Before the Libyan Civil War, Tawarga was an agricultural city of some 10,000, mostly black people, with an economy centering around palm trees and date production. Today, it is entirely empty, and declared a “closed military area” by the rebels.
But where did the Tawargans go? That’s not such an easy question to answer. The rebels rounded them all up and herded them into “refugee camps” in Tripoli. But reporters that went to Tripoli found the camps empty as well, with the only person there, someone looting scrap metal out of one camp, declaring that they had “gone to Niger.”
Tripoli residents near the camp, however, report that the Tawargans had indeed been in the camp at one point, but that the camp itself was attacked by forces from Misrata. They beat the men, rounded up the women and children and took them away in trucks. They believed the troops were taking them to another camp in another part of Tripoli. That camp too was empty.
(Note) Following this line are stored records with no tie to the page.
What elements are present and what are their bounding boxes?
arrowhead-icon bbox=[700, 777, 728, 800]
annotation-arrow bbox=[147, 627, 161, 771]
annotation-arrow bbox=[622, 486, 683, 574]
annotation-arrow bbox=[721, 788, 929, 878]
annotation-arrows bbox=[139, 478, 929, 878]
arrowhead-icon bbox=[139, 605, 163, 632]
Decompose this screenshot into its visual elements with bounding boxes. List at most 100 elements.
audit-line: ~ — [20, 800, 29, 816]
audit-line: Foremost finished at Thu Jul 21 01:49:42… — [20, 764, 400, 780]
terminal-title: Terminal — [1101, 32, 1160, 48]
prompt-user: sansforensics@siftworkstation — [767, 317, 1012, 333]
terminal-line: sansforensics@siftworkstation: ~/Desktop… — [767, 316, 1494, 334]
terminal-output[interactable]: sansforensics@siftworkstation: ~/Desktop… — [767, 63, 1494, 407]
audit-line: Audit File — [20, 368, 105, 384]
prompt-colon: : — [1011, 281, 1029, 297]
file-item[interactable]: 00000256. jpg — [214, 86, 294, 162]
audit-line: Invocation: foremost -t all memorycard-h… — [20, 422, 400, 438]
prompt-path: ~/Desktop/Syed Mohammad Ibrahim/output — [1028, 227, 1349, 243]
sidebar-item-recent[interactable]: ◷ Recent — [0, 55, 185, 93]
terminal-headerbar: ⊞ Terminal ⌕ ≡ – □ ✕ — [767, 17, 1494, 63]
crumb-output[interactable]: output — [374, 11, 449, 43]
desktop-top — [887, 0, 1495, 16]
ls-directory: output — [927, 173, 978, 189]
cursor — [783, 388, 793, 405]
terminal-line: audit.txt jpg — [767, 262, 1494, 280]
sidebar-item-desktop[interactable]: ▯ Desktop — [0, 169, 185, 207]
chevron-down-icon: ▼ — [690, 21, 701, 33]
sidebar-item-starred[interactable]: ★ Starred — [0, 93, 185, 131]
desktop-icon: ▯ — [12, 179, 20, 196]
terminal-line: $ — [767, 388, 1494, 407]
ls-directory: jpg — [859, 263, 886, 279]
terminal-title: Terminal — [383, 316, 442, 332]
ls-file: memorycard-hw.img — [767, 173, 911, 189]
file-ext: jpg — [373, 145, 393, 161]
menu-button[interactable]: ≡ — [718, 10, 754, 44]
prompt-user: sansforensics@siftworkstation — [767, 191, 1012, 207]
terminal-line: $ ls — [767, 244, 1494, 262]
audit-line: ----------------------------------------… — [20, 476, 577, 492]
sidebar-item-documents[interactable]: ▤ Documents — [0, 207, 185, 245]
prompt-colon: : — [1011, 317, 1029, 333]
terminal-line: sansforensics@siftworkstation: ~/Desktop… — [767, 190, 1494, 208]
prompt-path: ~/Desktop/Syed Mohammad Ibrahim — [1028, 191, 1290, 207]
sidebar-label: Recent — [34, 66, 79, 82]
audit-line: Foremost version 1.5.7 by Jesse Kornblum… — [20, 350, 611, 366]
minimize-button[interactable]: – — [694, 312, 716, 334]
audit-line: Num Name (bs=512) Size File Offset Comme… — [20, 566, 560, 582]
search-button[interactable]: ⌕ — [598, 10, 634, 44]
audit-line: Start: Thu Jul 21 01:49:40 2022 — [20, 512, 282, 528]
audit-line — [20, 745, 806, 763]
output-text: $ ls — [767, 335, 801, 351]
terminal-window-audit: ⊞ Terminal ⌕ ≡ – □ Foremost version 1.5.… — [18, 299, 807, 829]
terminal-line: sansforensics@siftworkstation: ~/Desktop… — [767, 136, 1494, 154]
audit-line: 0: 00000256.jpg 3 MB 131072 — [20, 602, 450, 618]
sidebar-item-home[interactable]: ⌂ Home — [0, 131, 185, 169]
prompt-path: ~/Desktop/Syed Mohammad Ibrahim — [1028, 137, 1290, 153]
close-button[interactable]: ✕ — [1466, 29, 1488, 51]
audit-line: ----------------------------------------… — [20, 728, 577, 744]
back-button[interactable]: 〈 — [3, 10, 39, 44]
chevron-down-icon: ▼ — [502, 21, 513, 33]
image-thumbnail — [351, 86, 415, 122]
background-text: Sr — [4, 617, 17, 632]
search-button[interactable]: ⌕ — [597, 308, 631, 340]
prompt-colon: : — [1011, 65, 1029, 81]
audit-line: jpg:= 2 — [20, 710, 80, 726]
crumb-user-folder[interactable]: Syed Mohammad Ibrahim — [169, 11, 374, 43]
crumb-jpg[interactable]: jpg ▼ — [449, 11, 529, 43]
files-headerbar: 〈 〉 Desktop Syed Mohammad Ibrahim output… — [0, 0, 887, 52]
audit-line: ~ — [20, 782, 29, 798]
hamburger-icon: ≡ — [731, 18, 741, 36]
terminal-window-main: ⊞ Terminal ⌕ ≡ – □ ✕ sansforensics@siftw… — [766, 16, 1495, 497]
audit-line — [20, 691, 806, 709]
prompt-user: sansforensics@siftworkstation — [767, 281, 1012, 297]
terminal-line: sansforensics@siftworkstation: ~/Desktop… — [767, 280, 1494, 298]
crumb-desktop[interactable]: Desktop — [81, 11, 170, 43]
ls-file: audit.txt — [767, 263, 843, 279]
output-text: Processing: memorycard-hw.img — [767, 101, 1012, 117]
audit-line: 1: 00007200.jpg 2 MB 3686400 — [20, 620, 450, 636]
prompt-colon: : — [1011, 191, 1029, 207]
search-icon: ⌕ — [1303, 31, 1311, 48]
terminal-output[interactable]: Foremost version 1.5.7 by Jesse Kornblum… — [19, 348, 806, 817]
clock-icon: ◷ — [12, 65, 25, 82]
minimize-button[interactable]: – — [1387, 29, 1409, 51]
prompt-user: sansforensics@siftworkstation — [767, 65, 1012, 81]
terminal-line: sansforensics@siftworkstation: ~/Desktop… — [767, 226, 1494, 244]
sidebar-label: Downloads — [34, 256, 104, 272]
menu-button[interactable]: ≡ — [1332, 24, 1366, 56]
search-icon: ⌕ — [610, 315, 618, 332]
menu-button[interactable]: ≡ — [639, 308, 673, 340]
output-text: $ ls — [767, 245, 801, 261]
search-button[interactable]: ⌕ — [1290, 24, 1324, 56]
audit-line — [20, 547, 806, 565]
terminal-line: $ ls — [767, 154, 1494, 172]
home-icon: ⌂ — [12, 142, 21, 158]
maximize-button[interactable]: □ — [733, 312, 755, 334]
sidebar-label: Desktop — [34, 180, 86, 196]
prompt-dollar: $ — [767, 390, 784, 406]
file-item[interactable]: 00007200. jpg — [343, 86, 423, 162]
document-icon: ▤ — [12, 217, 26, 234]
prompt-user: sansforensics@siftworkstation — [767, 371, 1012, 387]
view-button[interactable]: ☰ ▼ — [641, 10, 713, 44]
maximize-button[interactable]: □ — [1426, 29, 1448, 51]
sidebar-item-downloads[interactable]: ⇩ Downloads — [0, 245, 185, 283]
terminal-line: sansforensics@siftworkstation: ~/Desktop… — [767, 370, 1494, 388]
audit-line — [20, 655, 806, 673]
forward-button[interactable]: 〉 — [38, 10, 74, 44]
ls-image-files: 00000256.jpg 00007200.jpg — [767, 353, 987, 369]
Black people have been disappearing all across Libya, with rebels arresting people simply on the basis of skin color, but how does a whole city go missing? It may be quite some time before we learn exactly what happened, but we have hints in media reports dating back to June, when Misrata rebels began openly talking about “cleansing” the region of blacks and were saying that black Libyans might as well pack up because “Tawarga no longer exists, only Misrata.”
Fast forward nearly three months from this proclamation, and we have an empty city where Tawarga once stood. The only sign saying Tawarga has been covered up with a new sign saying “New Misrata.”